I'm having trouble understanding how to evaluate definite integrals via contours, more specifically how to transform these integrals such that I can use the Residue theorem. Take for example evaluating $$\int_0^{2\pi}d\theta\dfrac{1}{a + cos\theta}$$ where $a\in\mathbb{R}$ and $a > 1$. My textbook claims that I can evaluate this by choosing the transformation $z=e^{j\theta}$. Therefore, I can write $d\theta = \frac{1}{rj}e^{-j\theta}dz$ and I can also rewrite $\cos\theta$ in terms of $z$ using Euler's identity.
This gives me a nice contour integral over the unit circle, but my question is how do I know that these two integrals are equivalent? Why was the unit circle chosen; e.g why wasn't the general case $z=re^{j\theta}$ considered?
I tried evaluating this by using $z=re^{j\theta}$ in hopes that the $r$'s would cancel out in the final result, but it does not (at least in the case when assuming $r$ is constant). It seems that $r=1$ was chosen with some reasoning. I'm failing to see why; my explanation right now is that interpreting $\theta$ as a polar angle implies that these $d\theta$ integrals are in fact integrating over $rd\theta$ and so we have $r=1$ in our case.
EDIT: Turns out I made an algebra mistake when using $z=re^{j\theta}$ and the $r$'s did in fact cancel... does this generalise?
The unit circle is chosen because $\sin$ and $\cos$ are defined as the $x$ and $y$ coordinates of a point moving about the unit circle.
Moreover, using $$ \sin \theta = \frac{z - \bar{z}}{2j}, \quad \cos \theta = \frac{z + \bar{z}}{2} $$ together with the fact that $$ \bar{z} = \frac{1}{z} $$ on the unit circle, you can turn the integral of any rational function of $\sin \theta$ and $\cos \theta$ on $[0, 2 \pi]$ into an integral of a rational function in $z$ over the unit circle.
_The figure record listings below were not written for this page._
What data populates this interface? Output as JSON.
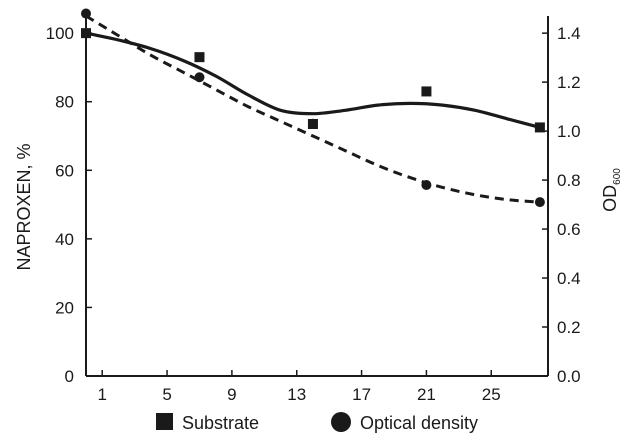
{
  "chart_data": {
    "type": "scatter",
    "xlabel": "",
    "ylabel": "NAPROXEN, %",
    "y2label_main": "OD",
    "y2label_sub": "600",
    "xlim": [
      0,
      28.5
    ],
    "ylim": [
      0,
      105
    ],
    "y2lim": [
      0,
      1.47
    ],
    "x_ticks": [
      1,
      5,
      9,
      13,
      17,
      21,
      25
    ],
    "y_ticks": [
      0,
      20,
      40,
      60,
      80,
      100
    ],
    "y2_ticks": [
      "0.0",
      "0.2",
      "0.4",
      "0.6",
      "0.8",
      "1.0",
      "1.2",
      "1.4"
    ],
    "series": [
      {
        "name": "Substrate",
        "axis": "left",
        "marker": "square",
        "line": "solid",
        "x": [
          0,
          7,
          14,
          21,
          28
        ],
        "y": [
          100,
          93,
          73.5,
          83,
          72.5
        ],
        "fit_x": [
          0,
          2,
          4,
          6,
          8,
          10,
          12,
          14,
          16,
          18,
          20,
          22,
          24,
          26,
          28
        ],
        "fit_y": [
          100,
          98,
          95.5,
          92,
          87.5,
          82,
          77.5,
          76.5,
          77.5,
          79,
          79.5,
          79,
          77.5,
          75,
          72.5
        ]
      },
      {
        "name": "Optical density",
        "axis": "right",
        "marker": "circle",
        "line": "dashed",
        "x": [
          0,
          7,
          14,
          21,
          28
        ],
        "y": [
          1.48,
          1.22,
          1.03,
          0.78,
          0.71
        ],
        "fit_x": [
          0,
          2,
          4,
          6,
          8,
          10,
          12,
          14,
          16,
          18,
          20,
          22,
          24,
          26,
          28
        ],
        "fit_y": [
          1.47,
          1.39,
          1.31,
          1.24,
          1.17,
          1.1,
          1.04,
          0.98,
          0.92,
          0.86,
          0.81,
          0.77,
          0.74,
          0.72,
          0.71
        ]
      }
    ],
    "legend": {
      "placement": "bottom",
      "items": [
        {
          "label": "Substrate",
          "marker": "square"
        },
        {
          "label": "Optical density",
          "marker": "circle"
        }
      ]
    },
    "grid": false,
    "color": "#1a1a1a"
  }
}
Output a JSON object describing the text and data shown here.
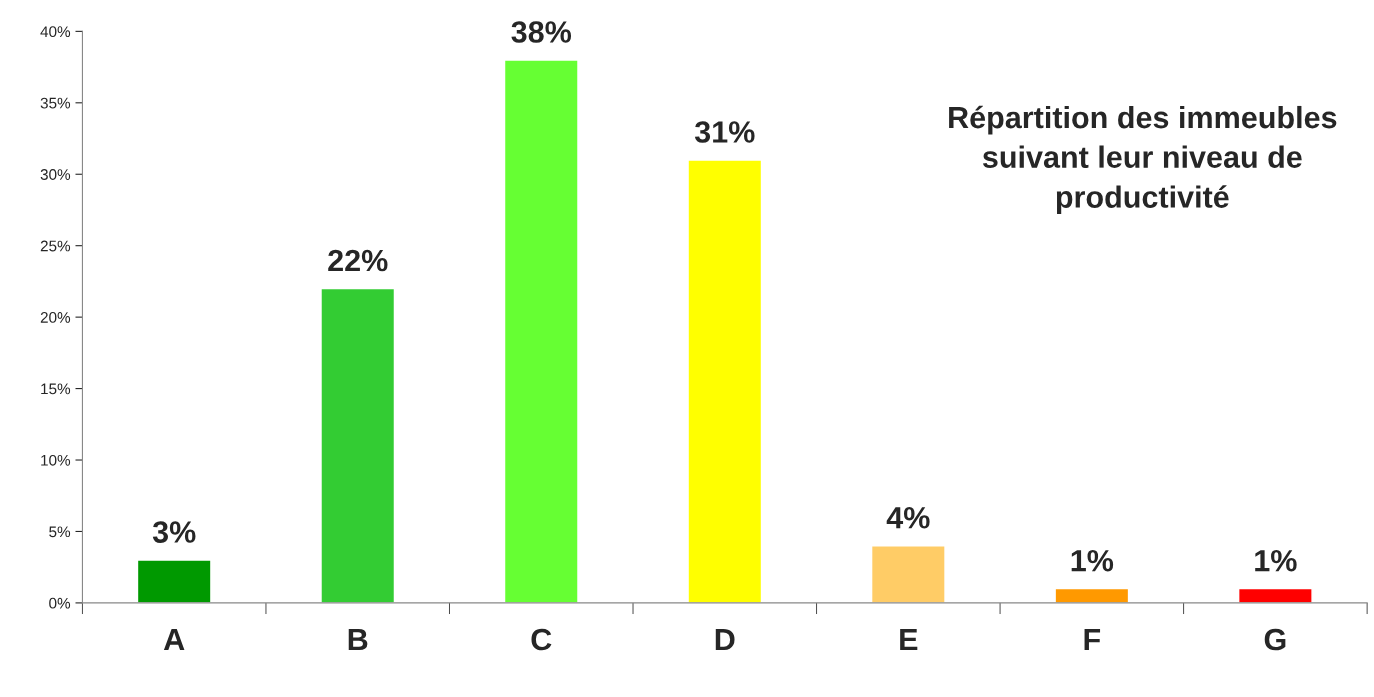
{
  "chart_data": {
    "type": "bar",
    "title": "Répartition des immeubles suivant leur niveau de productivité",
    "categories": [
      "A",
      "B",
      "C",
      "D",
      "E",
      "F",
      "G"
    ],
    "values": [
      3,
      22,
      38,
      31,
      4,
      1,
      1
    ],
    "colors": [
      "#009900",
      "#33cc33",
      "#66ff33",
      "#ffff00",
      "#ffcc66",
      "#ff9900",
      "#ff0000"
    ],
    "value_labels": [
      "3%",
      "22%",
      "38%",
      "31%",
      "4%",
      "1%",
      "1%"
    ],
    "ylim": [
      0,
      40
    ],
    "yticks": [
      {
        "value": 0,
        "label": "0%"
      },
      {
        "value": 5,
        "label": "5%"
      },
      {
        "value": 10,
        "label": "10%"
      },
      {
        "value": 15,
        "label": "15%"
      },
      {
        "value": 20,
        "label": "20%"
      },
      {
        "value": 25,
        "label": "25%"
      },
      {
        "value": 30,
        "label": "30%"
      },
      {
        "value": 35,
        "label": "35%"
      },
      {
        "value": 40,
        "label": "40%"
      }
    ],
    "grid": false,
    "legend": false
  }
}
The reason for this equivalence is basically the definition of the integral over a complex-valued function over a given contour. Using the parametrization $$ z(\theta) = e^{j\theta}, \theta \in [0,2 \pi] \implies dz = j z d\theta, $$ you obtain $$ \oint_{|z| = 1} \frac{dz}{jz} F \left( \frac{z - \frac{1}{z}}{2j}, \frac{z + \frac{1}{z}}{2} \right) = \int_0^{2 \pi} d\theta F(\sin \theta, \cos\theta). $$ The integral on the left is often easily solved using the calculus of residues. Note that this gives you another reason to use the unit circle. If you don't make the substitution $\bar{z} = \frac{1}{z}$, then you can't use residues, as $\bar{z}$ is not analytic.